Le 12 juin 2026 marque une étape historique : SpaceX, l’entreprise d’Elon Musk, est officiellement cotée au Nasdaq sous le symbole SPCX. L’introduction en bourse prévoit l’émission de 555,6 millions d’actions à 135 dollars l’unité, pour un montant de base de 75 milliards de dollars, valorisant la société à environ 1 770 milliards de dollars. Que signifie ce chiffre ? Il pulvérise le précédent record mondial de levée de fonds détenu par l’introduction en bourse de Saudi Aramco en 2019, qui s’élevait à 29,4 milliards de dollars : la collecte de SpaceX est près de trois fois supérieure. En termes de valorisation, SpaceX dépasse ainsi Tesla et intègre le top 10 des entreprises cotées aux États-Unis par capitalisation boursière.

Pourtant, derrière ces chiffres impressionnants, l’évaluation de SpaceX par le marché demeure très clivante.

Valorisation à 1 770 milliards de dollars et plus de 250 milliards de dollars de demandes de souscription : une levée de fonds record

L’enthousiasme du marché pour l’introduction en bourse a largement dépassé les attentes. Selon des sources proches du dossier, SpaceX a attiré plus de 250 milliards de dollars de demandes de souscription, soit un taux de sursouscription de 3,5 à 4 fois le montant prévu. Autrement dit, pour un objectif de 75 milliards de dollars, la demande du marché est près de quatre fois supérieure. Les banques coordinatrices disposent également d’une option de surallocation de 30 jours, leur permettant d’acquérir jusqu’à 83,33 millions d’actions supplémentaires, soit environ 11,2 milliards de dollars de capital additionnel. Parmi les chefs de file figurent Goldman Sachs, Morgan Stanley, BofA Securities, Citigroup, JPMorgan et Barclays.

Sur le plan financier, SpaceX reste déficitaire. Le prospectus indique qu’en 2025, la société a généré 18,7 milliards de dollars de chiffre d’affaires, mais a enregistré une perte opérationnelle de 2,6 milliards de dollars. Au premier trimestre 2026, les revenus s’élèvent à 4,694 milliards de dollars pour une perte nette de 4,276 milliards de dollars. Fin mars, la dette cumulée atteignait 29,1 milliards de dollars. Par segment, Starlink est le seul véritable « générateur de trésorerie » : en 2025, le chiffre d’affaires lié à la connectivité Starlink s’établit à 11,387 milliards de dollars, pour un bénéfice opérationnel de 4,423 milliards de dollars et une marge de 38,8 %. L’activité de lancements de fusées demeure déficitaire : le segment spatial a généré 4,086 milliards de dollars de revenus en 2025, mais a enregistré une perte opérationnelle de 657 millions de dollars. Les activités liées à l’IA, suite à l’intégration de xAI, ont entraîné d’importantes pertes dans un contexte de concurrence intense et de marges brutes en baisse.
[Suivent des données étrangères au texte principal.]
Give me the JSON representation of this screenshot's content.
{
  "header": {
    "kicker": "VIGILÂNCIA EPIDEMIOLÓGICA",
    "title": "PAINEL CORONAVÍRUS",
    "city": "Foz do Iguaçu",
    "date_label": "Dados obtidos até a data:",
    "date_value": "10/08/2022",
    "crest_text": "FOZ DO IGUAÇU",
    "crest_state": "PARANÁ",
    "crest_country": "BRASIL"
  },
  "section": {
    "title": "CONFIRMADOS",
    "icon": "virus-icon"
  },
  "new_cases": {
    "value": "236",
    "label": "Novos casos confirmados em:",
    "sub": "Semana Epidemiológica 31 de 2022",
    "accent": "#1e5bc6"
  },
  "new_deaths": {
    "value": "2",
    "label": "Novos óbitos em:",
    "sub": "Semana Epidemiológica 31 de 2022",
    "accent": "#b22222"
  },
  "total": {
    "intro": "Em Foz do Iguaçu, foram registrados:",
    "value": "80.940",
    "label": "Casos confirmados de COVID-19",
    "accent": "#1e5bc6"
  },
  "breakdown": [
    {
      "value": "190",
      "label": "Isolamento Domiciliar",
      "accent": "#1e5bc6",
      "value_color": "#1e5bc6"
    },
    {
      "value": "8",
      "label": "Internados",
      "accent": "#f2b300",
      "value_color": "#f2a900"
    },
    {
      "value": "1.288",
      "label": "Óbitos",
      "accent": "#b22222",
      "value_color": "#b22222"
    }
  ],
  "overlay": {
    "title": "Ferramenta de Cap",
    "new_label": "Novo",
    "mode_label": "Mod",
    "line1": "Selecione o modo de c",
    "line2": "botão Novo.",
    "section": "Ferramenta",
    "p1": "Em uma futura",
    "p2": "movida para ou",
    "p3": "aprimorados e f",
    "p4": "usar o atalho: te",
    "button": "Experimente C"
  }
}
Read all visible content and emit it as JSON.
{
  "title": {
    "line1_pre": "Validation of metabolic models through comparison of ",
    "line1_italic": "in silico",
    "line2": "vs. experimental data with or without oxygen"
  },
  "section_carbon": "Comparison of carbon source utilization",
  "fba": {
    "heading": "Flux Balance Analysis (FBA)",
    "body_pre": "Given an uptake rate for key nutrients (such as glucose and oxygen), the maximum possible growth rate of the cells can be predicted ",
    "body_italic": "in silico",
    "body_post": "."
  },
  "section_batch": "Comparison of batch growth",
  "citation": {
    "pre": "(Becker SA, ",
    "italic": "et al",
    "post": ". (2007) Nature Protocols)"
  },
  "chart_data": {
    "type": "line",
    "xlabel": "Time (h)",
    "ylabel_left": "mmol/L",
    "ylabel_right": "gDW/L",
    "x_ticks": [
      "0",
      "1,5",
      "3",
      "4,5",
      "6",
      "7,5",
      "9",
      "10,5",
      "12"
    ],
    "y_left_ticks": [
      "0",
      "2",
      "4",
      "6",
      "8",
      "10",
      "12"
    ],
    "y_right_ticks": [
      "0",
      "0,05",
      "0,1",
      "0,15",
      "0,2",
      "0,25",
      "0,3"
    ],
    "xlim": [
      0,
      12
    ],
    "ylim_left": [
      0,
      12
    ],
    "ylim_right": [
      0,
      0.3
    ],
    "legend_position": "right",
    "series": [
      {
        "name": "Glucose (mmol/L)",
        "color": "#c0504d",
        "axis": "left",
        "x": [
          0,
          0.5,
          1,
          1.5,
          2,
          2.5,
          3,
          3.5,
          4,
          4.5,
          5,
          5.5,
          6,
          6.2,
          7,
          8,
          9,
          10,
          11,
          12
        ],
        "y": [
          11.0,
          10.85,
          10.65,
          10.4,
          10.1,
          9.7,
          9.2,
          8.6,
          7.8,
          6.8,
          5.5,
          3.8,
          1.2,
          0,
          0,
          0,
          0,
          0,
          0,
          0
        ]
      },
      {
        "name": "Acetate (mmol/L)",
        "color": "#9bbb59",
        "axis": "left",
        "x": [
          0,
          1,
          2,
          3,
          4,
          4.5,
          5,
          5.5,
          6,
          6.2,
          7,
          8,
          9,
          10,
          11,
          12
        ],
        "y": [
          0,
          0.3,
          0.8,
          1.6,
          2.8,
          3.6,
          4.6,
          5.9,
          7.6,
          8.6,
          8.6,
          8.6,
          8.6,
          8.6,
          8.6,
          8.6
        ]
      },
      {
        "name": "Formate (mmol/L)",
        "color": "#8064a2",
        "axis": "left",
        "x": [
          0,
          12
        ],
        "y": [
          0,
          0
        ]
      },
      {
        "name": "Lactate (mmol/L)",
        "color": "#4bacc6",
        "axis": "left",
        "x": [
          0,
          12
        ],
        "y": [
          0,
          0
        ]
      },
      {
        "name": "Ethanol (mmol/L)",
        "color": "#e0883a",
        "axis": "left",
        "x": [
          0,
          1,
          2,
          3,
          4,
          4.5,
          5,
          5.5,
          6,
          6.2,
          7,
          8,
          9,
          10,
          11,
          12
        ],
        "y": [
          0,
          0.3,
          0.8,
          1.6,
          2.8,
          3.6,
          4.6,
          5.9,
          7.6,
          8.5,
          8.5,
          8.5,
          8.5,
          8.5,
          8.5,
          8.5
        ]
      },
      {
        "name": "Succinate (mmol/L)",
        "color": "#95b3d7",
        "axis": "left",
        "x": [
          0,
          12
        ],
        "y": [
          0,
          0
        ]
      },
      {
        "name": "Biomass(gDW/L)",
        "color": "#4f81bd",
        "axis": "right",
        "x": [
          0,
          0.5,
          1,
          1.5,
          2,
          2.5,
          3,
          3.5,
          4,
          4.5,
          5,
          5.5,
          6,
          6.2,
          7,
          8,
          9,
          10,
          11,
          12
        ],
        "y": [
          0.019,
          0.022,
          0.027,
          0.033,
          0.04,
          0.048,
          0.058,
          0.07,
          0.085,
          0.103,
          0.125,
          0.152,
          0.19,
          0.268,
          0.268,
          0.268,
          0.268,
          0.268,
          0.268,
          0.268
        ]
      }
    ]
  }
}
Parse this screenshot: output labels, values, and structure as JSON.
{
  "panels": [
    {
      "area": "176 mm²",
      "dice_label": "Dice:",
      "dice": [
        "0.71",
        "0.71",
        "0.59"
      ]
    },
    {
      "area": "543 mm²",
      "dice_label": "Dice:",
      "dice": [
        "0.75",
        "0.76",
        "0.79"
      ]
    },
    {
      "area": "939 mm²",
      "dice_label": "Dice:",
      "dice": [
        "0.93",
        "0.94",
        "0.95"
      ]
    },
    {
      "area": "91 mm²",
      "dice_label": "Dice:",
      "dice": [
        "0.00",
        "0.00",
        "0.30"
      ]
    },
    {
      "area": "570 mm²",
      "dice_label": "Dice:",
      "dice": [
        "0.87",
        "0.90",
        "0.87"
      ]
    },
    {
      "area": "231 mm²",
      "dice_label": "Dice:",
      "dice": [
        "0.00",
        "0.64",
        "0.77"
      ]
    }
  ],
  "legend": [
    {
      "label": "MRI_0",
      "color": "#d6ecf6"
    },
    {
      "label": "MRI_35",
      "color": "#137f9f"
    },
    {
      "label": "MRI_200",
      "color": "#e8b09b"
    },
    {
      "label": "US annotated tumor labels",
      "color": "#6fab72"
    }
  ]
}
La valorisation de 1 770 milliards de dollars ne repose donc pas sur la rentabilité actuelle, mais sur les perspectives de développement futur de SpaceX. L’entreprise s’articule désormais autour de trois pôles : lancements et transports spatiaux, internet par satellite Starlink, et IA (l’acquisition de xAI ayant été finalisée en février 2026). Ce triptyque « espace + communications + IA » constitue le socle du pari des marchés sur le potentiel de croissance à long terme de SpaceX.


Décryptage de la logique de valorisation « triptyque » à 1 770 milliards de dollars de SpaceX

Data centers IA en orbite : le fil conducteur du prospectus à la présentation aux investisseurs

Lors de la présentation aux investisseurs, la direction de SpaceX a mis en avant son projet de data centers IA en orbite. Selon les participants, la présidente Gwynne Shotwell et le directeur financier Brett Johnson, lors d’une réunion organisée par Goldman Sachs, ont indiqué que la société vise un premier lancement de démonstration d’infrastructure de calcul IA spatiale d’ici fin 2027—soit plus tôt que l’échéance « dès 2028 » mentionnée dans le prospectus. La première étape consistera en un système de démonstration pour valider la faisabilité technique, avant un déploiement commercial à grande échelle.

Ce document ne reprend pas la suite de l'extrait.